Since we're talking about fallacies, you may want to remove/revise this part as it is a false conclusion.

A= 30 characters
B= 15 characters
C= 15 characters

Of those, 5 from B and 8 from C can be roleplayed; meaning D<B.
Just for example. Unless all C is in D and C >= B, then you cannot assume D>B.
 


I'm confused, how can a character prevent roleplay? or how can the set of characters that can be roleplayed be less than the set of possible characters?
 

It's just a specific case of the False Dichotomy fallacy named after some guy that was rude to a lot of people over on the WotC board.

So, yeah, pretentious.
That is a little insulting.
He was never rude to anyone (well, there wasa literature topic where he was rude to Harry Potter), but other than not liking Harry Potter he is a decent guy.

The fallacy was named after him because he kept showing why they are not neccesarily incompatible.
Same as the Jelly Moo principle.
People name stuff after them after they hear it enough from them.

It is usuallyeasier to name stuff then just repeat it.

After all, we do have Newton's 3rd law: because someone named it after newton.
 


[threadjack]

Are there really characters out there that cannot be role played?

Certainly, the deaf/mute, judged unfairly, feral upbringing Ars Magica companion I was presented with would seem to fall towards that category.

The character couldn't communicate normally, everyone always assumed the worst in his behaviour, and he didn't understand interpersonal interaction.

Shockingly enough the character saw few opportunities for play.

[/threadjack]
 

Count me in at least the former category.
Basically...

You know how one of the repeat, ongoing flamewars in gaming fora is the assertion that this or that group is all a bunch of powergamers who can't roleplay? Like, I start a thread mathematically analyzing expected damage outputs for various striker class characters in 4e, and someone comes in and tells me that obviously I game for the wrong reasons and they're so glad they get to play with people who actually roleplay?

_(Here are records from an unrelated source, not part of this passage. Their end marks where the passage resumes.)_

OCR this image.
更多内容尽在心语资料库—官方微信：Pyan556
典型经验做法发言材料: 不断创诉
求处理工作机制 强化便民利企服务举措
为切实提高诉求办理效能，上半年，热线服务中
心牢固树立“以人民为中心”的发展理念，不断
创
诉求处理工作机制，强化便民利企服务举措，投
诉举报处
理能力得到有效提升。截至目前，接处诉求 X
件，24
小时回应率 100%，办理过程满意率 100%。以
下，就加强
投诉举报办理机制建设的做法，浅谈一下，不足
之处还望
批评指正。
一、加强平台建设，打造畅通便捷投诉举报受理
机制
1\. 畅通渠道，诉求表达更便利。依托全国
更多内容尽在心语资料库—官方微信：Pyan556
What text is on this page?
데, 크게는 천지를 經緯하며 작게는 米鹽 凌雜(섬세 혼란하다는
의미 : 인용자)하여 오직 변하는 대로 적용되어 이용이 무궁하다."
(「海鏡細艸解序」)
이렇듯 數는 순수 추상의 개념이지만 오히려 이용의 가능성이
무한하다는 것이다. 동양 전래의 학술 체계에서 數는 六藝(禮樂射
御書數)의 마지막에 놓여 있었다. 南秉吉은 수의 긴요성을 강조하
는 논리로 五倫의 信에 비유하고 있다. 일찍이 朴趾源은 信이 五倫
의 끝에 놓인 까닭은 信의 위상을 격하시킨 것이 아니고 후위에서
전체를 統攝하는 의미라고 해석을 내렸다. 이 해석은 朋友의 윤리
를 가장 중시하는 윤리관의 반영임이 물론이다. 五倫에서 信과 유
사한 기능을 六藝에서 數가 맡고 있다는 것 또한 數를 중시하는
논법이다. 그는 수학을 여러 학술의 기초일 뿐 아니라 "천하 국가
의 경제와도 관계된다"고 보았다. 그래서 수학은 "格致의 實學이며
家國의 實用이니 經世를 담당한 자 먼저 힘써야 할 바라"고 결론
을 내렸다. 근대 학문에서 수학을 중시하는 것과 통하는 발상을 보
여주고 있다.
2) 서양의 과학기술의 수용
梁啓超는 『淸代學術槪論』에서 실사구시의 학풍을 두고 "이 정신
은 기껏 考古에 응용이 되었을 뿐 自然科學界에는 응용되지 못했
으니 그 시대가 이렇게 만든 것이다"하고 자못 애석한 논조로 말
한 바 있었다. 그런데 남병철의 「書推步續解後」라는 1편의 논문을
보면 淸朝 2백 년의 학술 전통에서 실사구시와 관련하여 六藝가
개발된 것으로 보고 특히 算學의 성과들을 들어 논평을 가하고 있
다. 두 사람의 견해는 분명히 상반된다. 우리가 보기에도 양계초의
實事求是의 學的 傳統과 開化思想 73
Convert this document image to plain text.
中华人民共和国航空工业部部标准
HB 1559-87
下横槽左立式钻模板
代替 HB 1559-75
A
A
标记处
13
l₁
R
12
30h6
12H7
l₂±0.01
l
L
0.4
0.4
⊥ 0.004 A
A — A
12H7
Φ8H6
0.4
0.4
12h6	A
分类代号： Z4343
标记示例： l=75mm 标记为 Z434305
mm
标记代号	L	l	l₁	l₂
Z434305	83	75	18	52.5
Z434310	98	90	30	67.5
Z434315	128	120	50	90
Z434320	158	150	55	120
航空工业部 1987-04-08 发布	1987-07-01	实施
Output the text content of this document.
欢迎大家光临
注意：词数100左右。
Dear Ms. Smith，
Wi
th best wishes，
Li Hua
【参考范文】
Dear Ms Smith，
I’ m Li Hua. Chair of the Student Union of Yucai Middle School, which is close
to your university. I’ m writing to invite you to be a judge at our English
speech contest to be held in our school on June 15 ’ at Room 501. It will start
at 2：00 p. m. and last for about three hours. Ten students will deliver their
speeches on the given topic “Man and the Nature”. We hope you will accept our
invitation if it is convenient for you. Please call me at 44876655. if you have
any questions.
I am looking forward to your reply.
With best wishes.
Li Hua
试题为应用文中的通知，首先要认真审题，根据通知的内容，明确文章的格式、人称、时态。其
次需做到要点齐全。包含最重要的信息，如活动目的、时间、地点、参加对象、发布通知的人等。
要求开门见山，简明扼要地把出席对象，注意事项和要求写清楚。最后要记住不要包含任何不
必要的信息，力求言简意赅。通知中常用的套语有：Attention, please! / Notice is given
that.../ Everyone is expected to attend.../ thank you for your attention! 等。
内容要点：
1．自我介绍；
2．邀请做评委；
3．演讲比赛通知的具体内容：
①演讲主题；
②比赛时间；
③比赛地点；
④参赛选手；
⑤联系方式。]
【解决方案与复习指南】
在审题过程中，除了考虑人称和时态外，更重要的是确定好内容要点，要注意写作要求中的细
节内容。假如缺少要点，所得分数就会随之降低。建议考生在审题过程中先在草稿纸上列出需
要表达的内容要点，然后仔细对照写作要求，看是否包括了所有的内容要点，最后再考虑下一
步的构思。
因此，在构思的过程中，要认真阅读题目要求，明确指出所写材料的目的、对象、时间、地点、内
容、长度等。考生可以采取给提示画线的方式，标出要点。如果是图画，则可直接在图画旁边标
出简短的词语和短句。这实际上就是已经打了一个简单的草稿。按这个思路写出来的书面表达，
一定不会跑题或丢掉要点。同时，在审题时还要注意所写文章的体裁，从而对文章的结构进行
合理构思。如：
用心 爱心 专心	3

Stormwind is the WotC forum name of a guy who always got mad about the people who threadcrap in that manner, and constantly engaged with them to argue that its perfectly possible to optimize a character, and then roleplay it. Given the fetish many geeks have for pretending to understand formal logic, this got a fallacy name, and it was named after him: the Stormwind Fallacy.

Unfortunately, due to said fetish geeks have for pretending to understand formal logic, it is now often used there as a bludgeon- in geekdom, there are many to believe that identifying a named fallacy in your opponent's reasoning is somehow the ultimate trump move of argumentation. So naturally its dreadfully overused, and wielded against anyone who makes the slightest complaint about over optimization or power gaming in an RPG.
 

Ya, I never say the point of treating gaming discussions like a science experiment. And what the heck is up with the reserved post?

The reserved post is for collating notes arising, if any :) Games are often analysed in two main ways; narrativist and ludogical. Either approach may make recourse to the tools of argumentation that help us get what we are saying straight.

For instance, Dragongrief reveals that logical arguments must be based on worthwhile premises. We can look at all the possible arrangements of B that are R and C that are R, and if we like choose one arrangment over others and proceed with that arrangement as Dragongrief does. The conclusion reached will however rely on the truth of a tenuous set of implied premises. Crothian's post straight after immediately questions those premises; I think most RPG gamers would do so.

As I say, my personal reading is that all characters can be roleplayed. That isn't necessary for the argument, as for many equally justified configurations of B and C the outcome is the same. For those that are not, one first has to put the premises and see if they feel sound, before one can really raise them as an objection.